By: Koen Verbeeck | Updated: 2024-01-02 | Comments | Related: > Data Quality Services
Problem
Data quality is a topic that concerns most businesses, especially when it comes to verifying data. When you have user input, it's important to check that the entered data is correct. Studies show millions of dollars are spent fixing data quality issues. Not trying to fix them can cost businesses even more, as indicated by Gartner, who estimates "poor data quality to be responsible for an average of $15 million per year in losses".

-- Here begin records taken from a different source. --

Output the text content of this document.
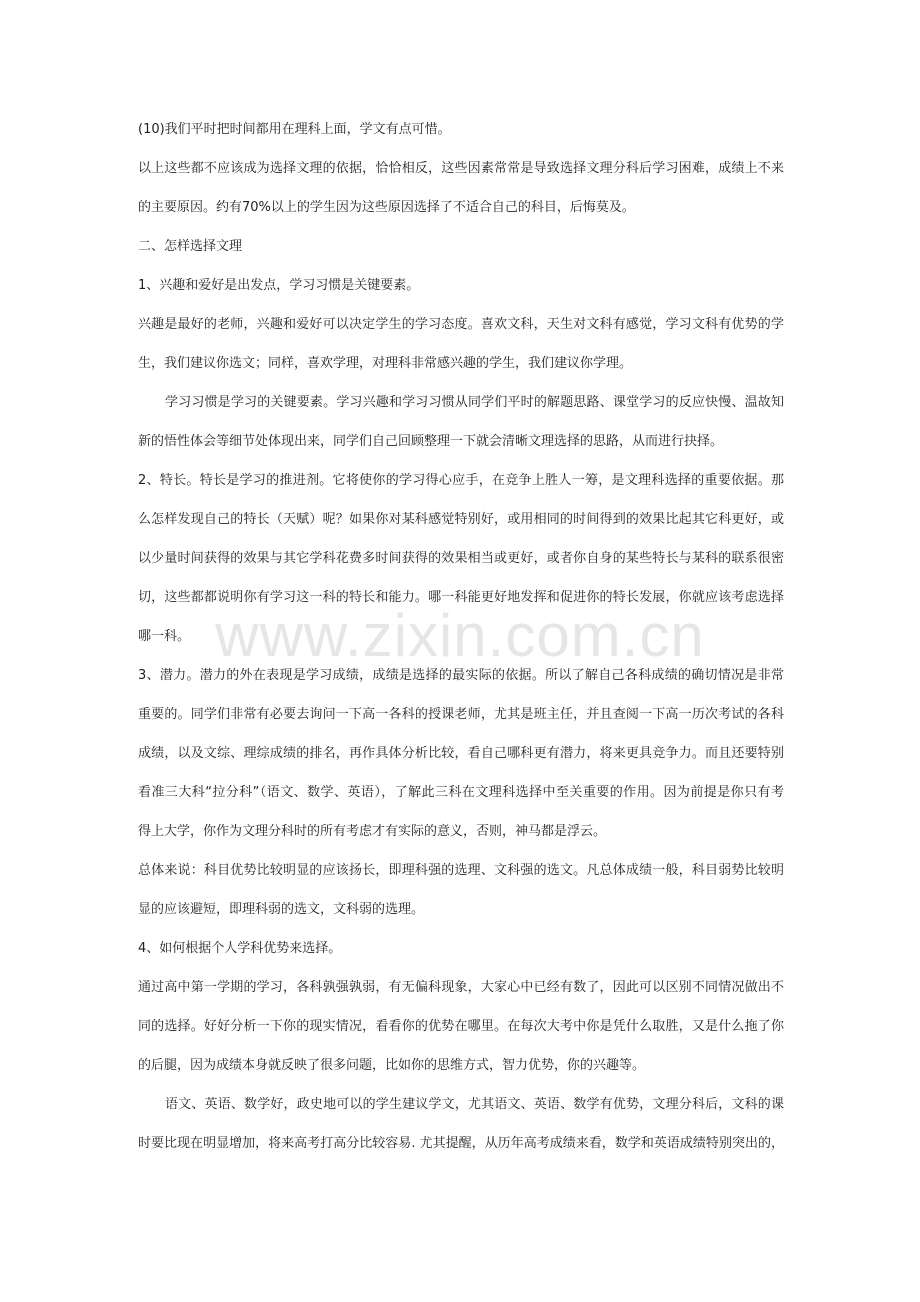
www.zixin.com.cn
(10)我们平时把时间都用在理科上面，学文有点可惜。
以上这些都不应该成为选择文理的依据，恰恰相反，这些因素常常是导致选择文理分科后学习困难，成绩上不来
的主要原因。约有70%以上的学生因为这些原因选择了不适合自己的科目，后悔莫及。
二、怎样选择文理
1、兴趣和爱好是出发点，学习习惯是关键要素。
兴趣是最好的老师，兴趣和爱好可以决定学生的学习态度。喜欢文科，天生对文科有感觉，学习文科有优势的学
生，我们建议你选文；同样，喜欢学理，对理科非常感兴趣的学生，我们建议你学理。
学习习惯是学习的关键要素。学习兴趣和学习习惯从同学们平时的解题思路、课堂学习的反应快慢、温故知
新的悟性体会等细节处体现出来，同学们自己回顾整理一下就会清晰文理选择的思路，从而进行抉择。
2、特长。特长是学习的推进剂。它将使你的学习得心应手，在竞争上胜人一筹，是文理科选择的重要依据。那
么怎样发现自己的特长（天赋）呢？如果你对某科感觉特别好，或用相同的时间得到的效果比起其它科更好，或
以少量时间获得的效果与其它学科花费多时间获得的效果相当或更好，或者你自身的某些特长与某科的联系很密
切，这些都都说明你有学习这一科的特长和能力。哪一科能更好地发挥和促进你的特长发展，你就应该考虑选择
哪一科。
3、潜力。潜力的外在表现是学习成绩，成绩是选择的最实际的依据。所以了解自己各科成绩的确切情况是非常
重要的。同学们非常有必要去询问一下高一各科的授课老师，尤其是班主任，并且查阅一下高一历次考试的各科
成绩，以及文综、理综成绩的排名，再作具体分析比较，看自己哪科更有潜力，将来更具竞争力。而且还要特别
看准三大科“拉分科”（语文、数学、英语），了解此三科在文理科选择中至关重要的作用。因为前提是你只有考
得上大学，你作为文理分科时的所有考虑才有实际的意义，否则，神马都是浮云。
总体来说：科目优势比较明显的应该扬长，即理科强的选理、文科强的选文。凡总体成绩一般，科目弱势比较明
显的应该避短，即理科弱的选文，文科弱的选理。
4、如何根据个人学科优势来选择。
通过高中第一学期的学习，各科孰强孰弱，有无偏科现象，大家心中已经有数了，因此可以区别不同情况做出不
同的选择。好好分析一下你的现实情况，看看你的优势在哪里。在每次大考中你是凭什么取胜，又是什么拖了你
的后腿，因为成绩本身就反映了很多问题，比如你的思维方式，智力优势，你的兴趣等。
语文、英语、数学好，政史地可以的学生建议学文，尤其语文、英语、数学有优势，文理分科后，文科的课
时要比现在明显增加，将来高考打高分比较容易. 尤其提醒，从历年高考成绩来看，数学和英语成绩特别突出的，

How can we quickly create an effective data quality solution in an ETL tool like SSIS without spending too much time and money on development?
Solution
Real World Data Quality
A challenging area of data quality issues is address parsing and validation. Addresses all over the world can have multiple formats. Let's take the example of the Microsoft Headquarters. Its official address is "One Microsoft Way; Redmond; Washington; 98052-6399". However, someone might write this as "1 Microsoft Way, Redmond, Washington 98052-6399". Someone not from the USA might switch the order of the numbers. In Belgium, we would write the address like this: "Microsoft Way 1, 98052-6399 Redmond, Washington". These are all valid addresses, written in different formats. Failing to parse and validate addresses effectively can result in business losses such as returned packages, poor decision-making, or inefficient (and thus expensive) marketing campaigns.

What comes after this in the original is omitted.